There’s this video for “Baked Alaska,” though, and I guess it’ll have to do as proof of the existence of something, I guess, but hell, it’s a deep and dirty dive into the exact pool of incomprehensibility I’m already swimming around in. JT is cracked out. Who is Flip Jitney? Is this basically a commercial for Tornado Juice? The album keeps floating in the background. Is “Baked Alaska” a euphemism? I kind of want some “Baked Alaska” right now.

I guess the real question is whether or not you’re a serious person or a cartoon man who thinks “Hullabalooza” is still the funniest word in the dictionary you made up.

I’m the cartoon, and this is my MK Ultra.

OH BROTHER JT, I’M SO SORRY! IT WAS ME WHO STOLE THE BABY JESUS FROM THE NATIVITY SCENE IN FRONT OF THE BETHLEHEM PUBLIC LIBRARY. IT WAS ME, BROTHER JT! [sobbing] IT WAS MEEE-EEE-EEE…
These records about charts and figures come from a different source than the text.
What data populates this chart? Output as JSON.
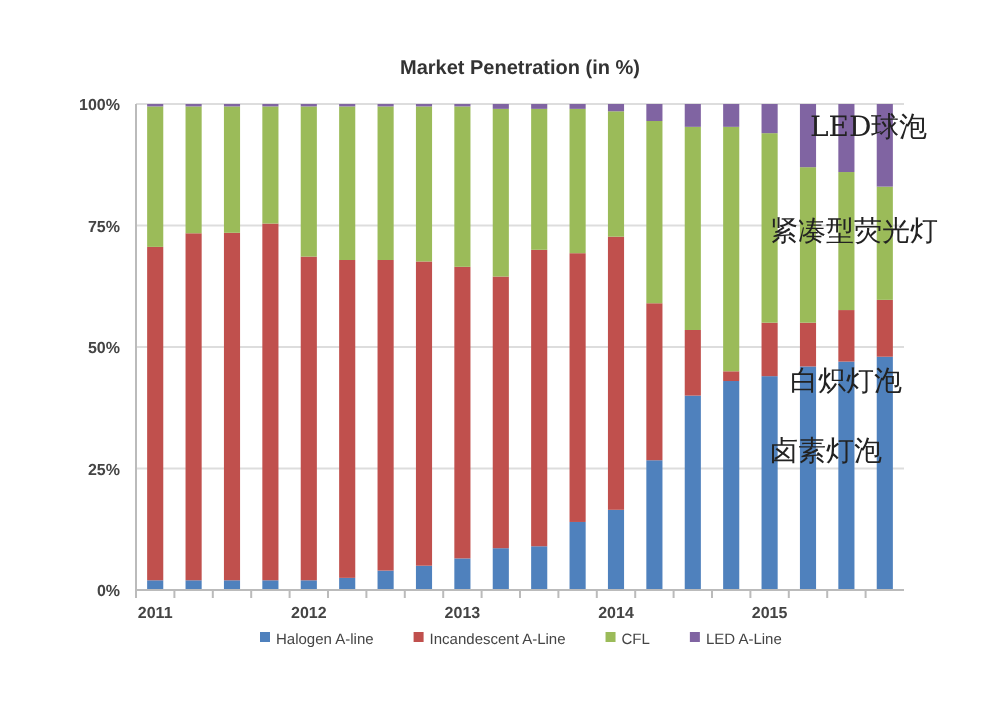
{
  "chart_data": {
    "type": "bar",
    "title": "Market Penetration (in %)",
    "stacked": true,
    "grid": "y",
    "legend": "bottom",
    "categories": [
      "2011",
      null,
      null,
      null,
      "2012",
      null,
      null,
      null,
      "2013",
      null,
      null,
      null,
      "2014",
      null,
      null,
      null,
      "2015",
      null,
      null,
      null
    ],
    "ylim": [
      0,
      100
    ],
    "yticks": [
      {
        "value": 0,
        "label": "0%"
      },
      {
        "value": 25,
        "label": "25%"
      },
      {
        "value": 50,
        "label": "50%"
      },
      {
        "value": 75,
        "label": "75%"
      },
      {
        "value": 100,
        "label": "100%"
      }
    ],
    "series": [
      {
        "name": "Halogen A-line",
        "color": "#4f81bd",
        "values": [
          2,
          2,
          2,
          2,
          2,
          2.5,
          4,
          5,
          6.5,
          8.6,
          9,
          14,
          16.5,
          26.7,
          40,
          43,
          44,
          46,
          47,
          48
        ]
      },
      {
        "name": "Incandescent A-Line",
        "color": "#c0504d",
        "values": [
          68.6,
          71.4,
          71.5,
          73.4,
          66.6,
          65.4,
          63.9,
          62.6,
          60,
          55.9,
          61,
          55.3,
          56.2,
          32.3,
          13.5,
          2,
          11,
          9,
          10.6,
          11.7
        ]
      },
      {
        "name": "CFL",
        "color": "#9bbb59",
        "values": [
          28.9,
          26.1,
          26,
          24.1,
          30.9,
          31.6,
          31.6,
          31.9,
          33,
          34.5,
          29,
          29.7,
          25.8,
          37.5,
          41.8,
          50.3,
          39,
          32,
          28.4,
          23.3
        ]
      },
      {
        "name": "LED A-Line",
        "color": "#8064a2",
        "values": [
          0.5,
          0.5,
          0.5,
          0.5,
          0.5,
          0.5,
          0.5,
          0.5,
          0.5,
          1,
          1,
          1,
          1.5,
          3.5,
          4.7,
          4.7,
          6,
          13,
          14,
          17
        ]
      }
    ],
    "annotations": [
      "LED球泡",
      "紧凑型荧光灯",
      "白炽灯泡",
      "卤素灯泡"
    ]
  }
}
That actually feels pretty good to admit finally.

But it’s a total lie.

That feels good to admit, too.

As does this: “Baked Alaska” is the “stop worrying about everything so much” rock tonic you need to dissolve the ramrod you got jammed up your serious-hole. Take it from me, a dude who went to high school with one of The Original Sins’ touring guitarists’ kids.1 That’s some goddamn street cred right there.

1. The Original Sins were Terlesky’s first breakout band.